La Loi du Marcheur (entretien avec Serge Daney)
Il a été le critique de cinéma de toute une génération... Ceux qui ont eu 20 ans vers la fin des années 80 ne rataient pour rien au monde un papier de Serge Daney dans "Libération". Eduqué à l'ombre du "Nuit et Brouillard" d'Alain Resnais, dopé à la Nouvelle Vague et à l'âge d'or d'Hollywood, vacciné contre tout ce qu'un certain cinéma français avait de fondamentalement vichyssois, Serge Daney ouvrait toujours les fenêtres dés qu'il écrivait ou qu'il parlait d'un film.
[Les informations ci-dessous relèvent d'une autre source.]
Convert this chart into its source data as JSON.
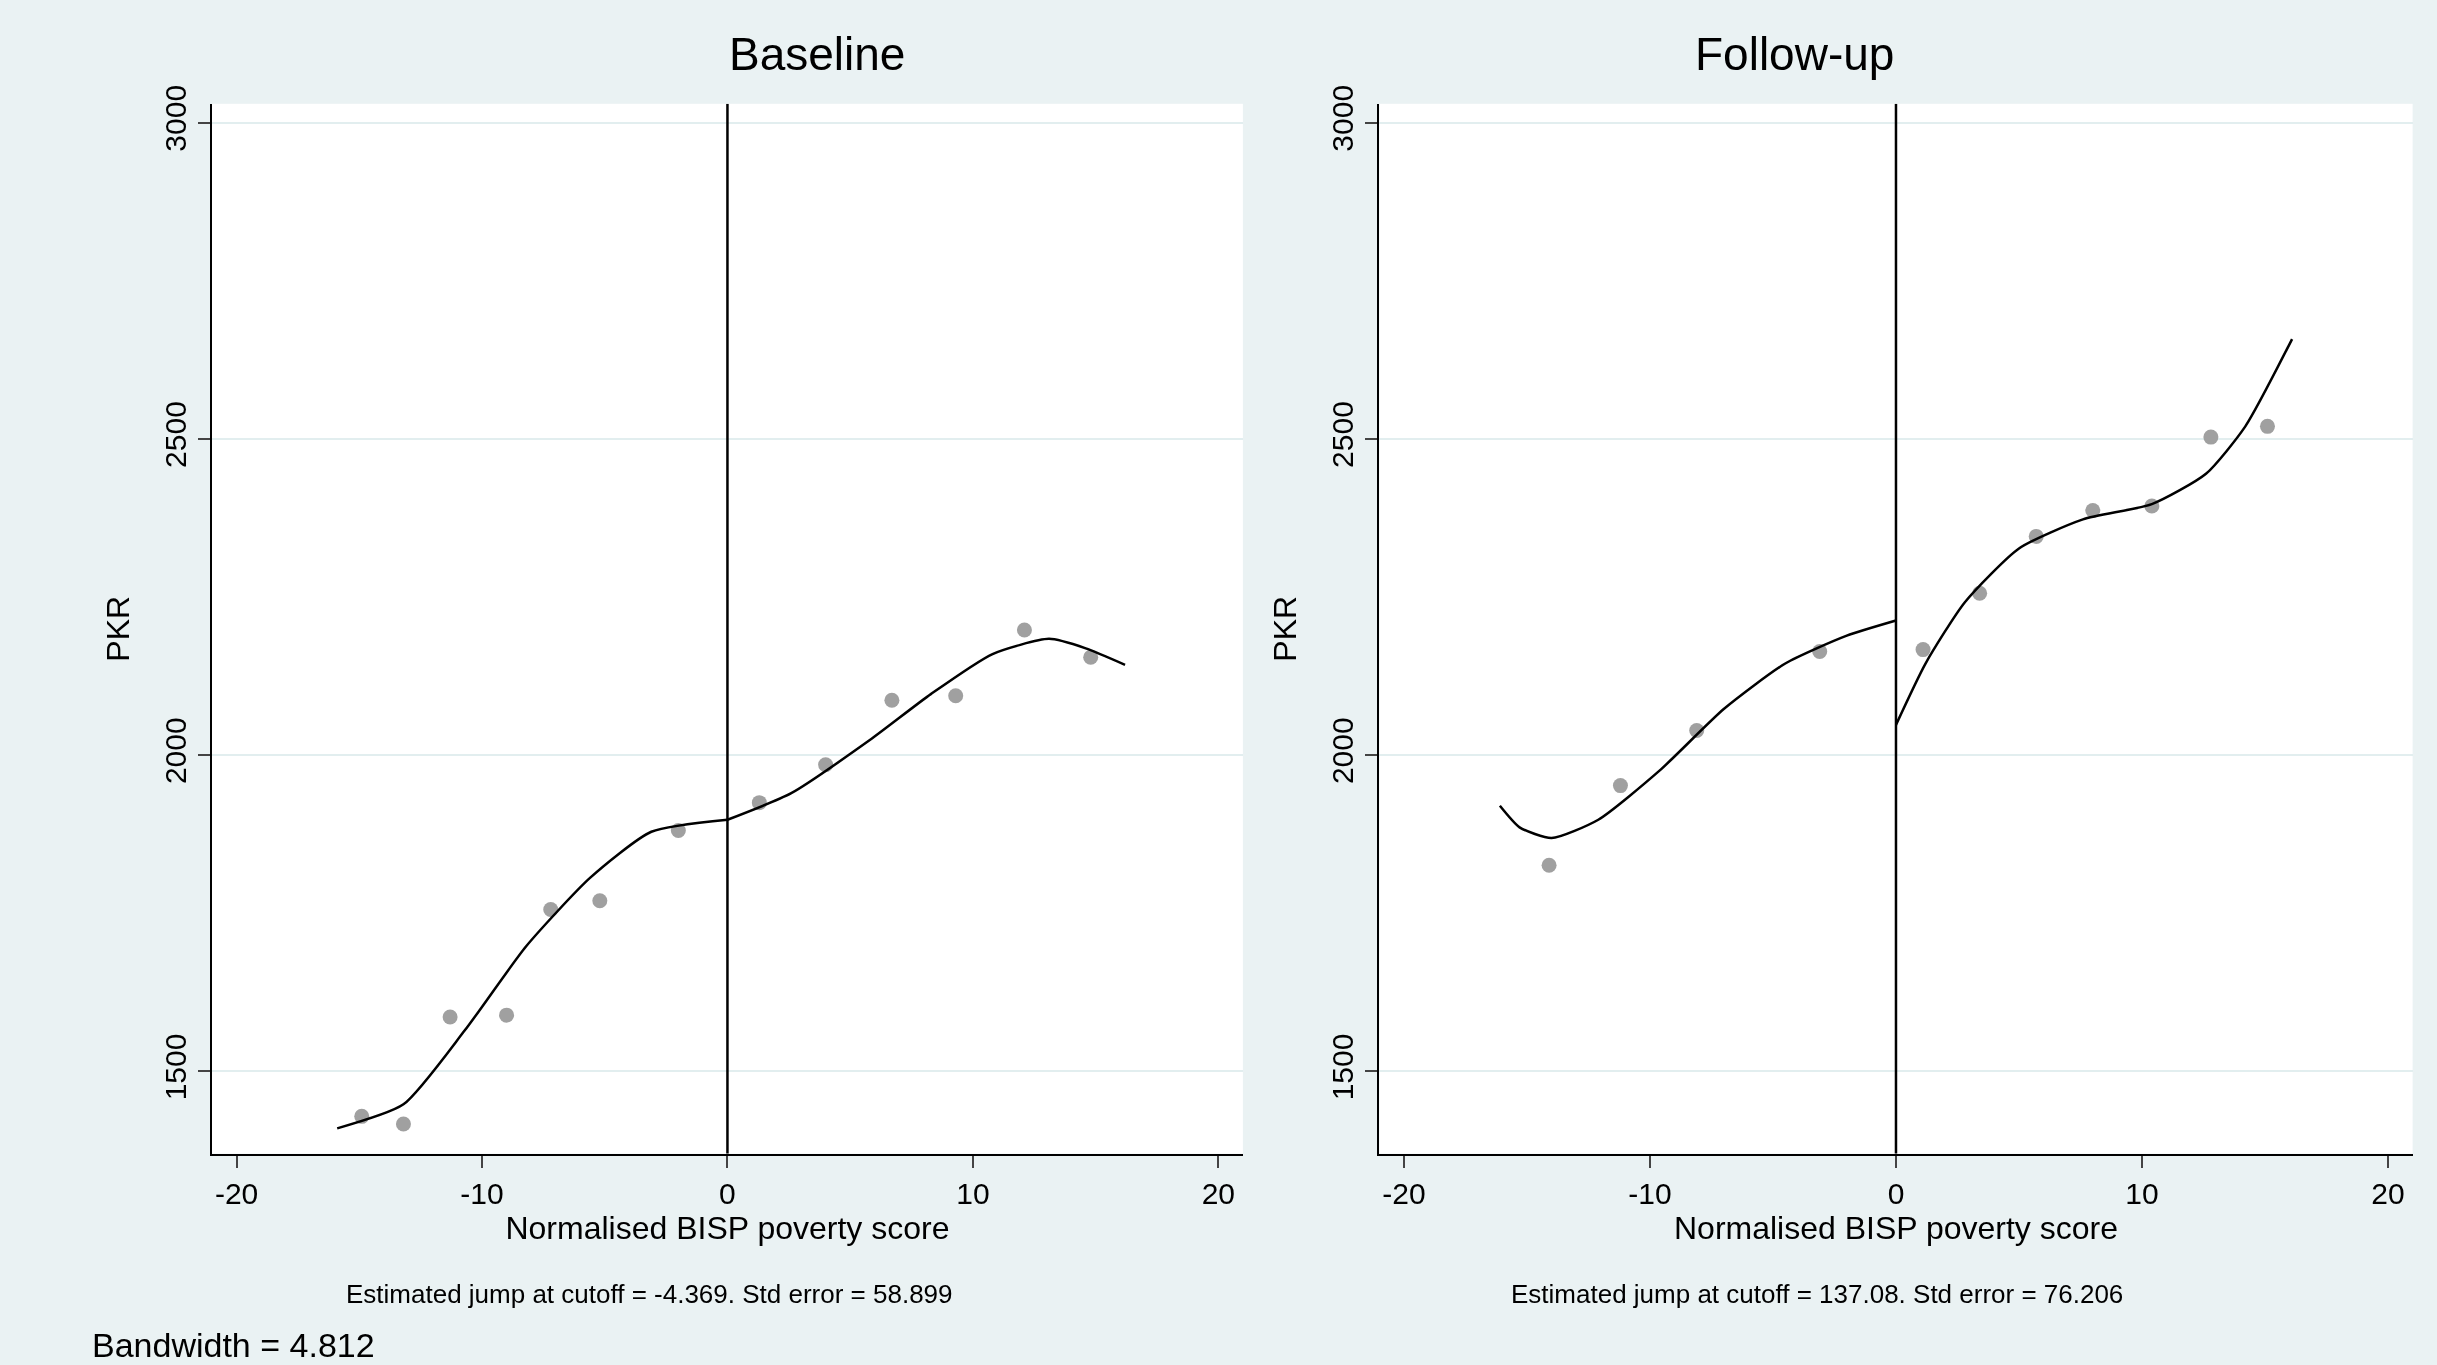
{
  "chart_data": [
    {
      "type": "scatter",
      "title": "Baseline",
      "xlabel": "Normalised BISP poverty score",
      "ylabel": "PKR",
      "xlim": [
        -21,
        21
      ],
      "xticks": [
        -20,
        -10,
        0,
        10,
        20
      ],
      "ylim": [
        1370,
        3030
      ],
      "yticks": [
        1500,
        2000,
        2500,
        3000
      ],
      "grid": "y",
      "ref_lines": [
        {
          "axis": "x",
          "value": 0,
          "color": "#000000"
        }
      ],
      "annotations": [
        "Estimated jump at cutoff = -4.369. Std error = 58.899",
        "Bandwidth = 4.812"
      ],
      "series": [
        {
          "marker": "circle",
          "color": "#a0a0a0",
          "x": [
            -14.9,
            -13.2,
            -11.3,
            -9.0,
            -7.2,
            -5.2,
            -2.0,
            1.3,
            4.0,
            6.7,
            9.3,
            12.1,
            14.8
          ],
          "values": [
            1429,
            1417,
            1586,
            1589,
            1756,
            1770,
            1881,
            1925,
            1985,
            2087,
            2094,
            2198,
            2155
          ]
        },
        {
          "type": "line",
          "color": "#000000",
          "x": [
            -15.9,
            -13.2,
            -10.7,
            -8.2,
            -5.6,
            -3.1,
            0
          ],
          "values": [
            1410,
            1448,
            1565,
            1698,
            1806,
            1879,
            1898
          ]
        },
        {
          "type": "line",
          "color": "#000000",
          "x": [
            0,
            2.6,
            5.8,
            8.3,
            10.8,
            13.1,
            14.6,
            16.2
          ],
          "values": [
            1898,
            1940,
            2024,
            2097,
            2160,
            2184,
            2169,
            2143
          ]
        }
      ]
    },
    {
      "type": "scatter",
      "title": "Follow-up",
      "xlabel": "Normalised BISP poverty score",
      "ylabel": "PKR",
      "xlim": [
        -21,
        21
      ],
      "xticks": [
        -20,
        -10,
        0,
        10,
        20
      ],
      "ylim": [
        1370,
        3030
      ],
      "yticks": [
        1500,
        2000,
        2500,
        3000
      ],
      "grid": "y",
      "ref_lines": [
        {
          "axis": "x",
          "value": 0,
          "color": "#000000"
        }
      ],
      "annotations": [
        "Estimated jump at cutoff = 137.08. Std error = 76.206"
      ],
      "series": [
        {
          "marker": "circle",
          "color": "#a0a0a0",
          "x": [
            -14.1,
            -11.2,
            -8.1,
            -3.1,
            1.1,
            3.4,
            5.7,
            8.0,
            10.4,
            12.8,
            15.1
          ],
          "values": [
            1826,
            1952,
            2039,
            2164,
            2167,
            2256,
            2346,
            2387,
            2394,
            2503,
            2520
          ]
        },
        {
          "type": "line",
          "color": "#000000",
          "x": [
            -16.1,
            -15.3,
            -14.0,
            -12.1,
            -9.6,
            -7.0,
            -4.5,
            -2.0,
            0
          ],
          "values": [
            1920,
            1886,
            1869,
            1898,
            1976,
            2073,
            2145,
            2189,
            2213
          ]
        },
        {
          "type": "line",
          "color": "#000000",
          "x": [
            0,
            1.2,
            2.8,
            5.0,
            7.6,
            10.4,
            12.6,
            14.2,
            16.1
          ],
          "values": [
            2048,
            2145,
            2242,
            2327,
            2373,
            2397,
            2445,
            2520,
            2658
          ]
        }
      ]
    }
  ]
}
Autrement dit, il parlait dans un même mouvement de cinéma et de politique. Il définissait lui-même le cinéma comme "la promesse d'un monde". Il racontait donc un film et le monde autour de ce film, l'image et le flux d'images dans lequel elle surgissait... Forgées dans une fréquentation passionnée du grand écran, ses intuitions valaient aussi pour le petit écran, notamment à travers sa fameuse chronique intitulée "Le salaire du zappeur"... Serge Daney avait été particulièrement écoeuré par le traitement médiatique de la première Guerre du Golfe. Deux ans après, il meurt du Sida, à l'âge de 48 ans.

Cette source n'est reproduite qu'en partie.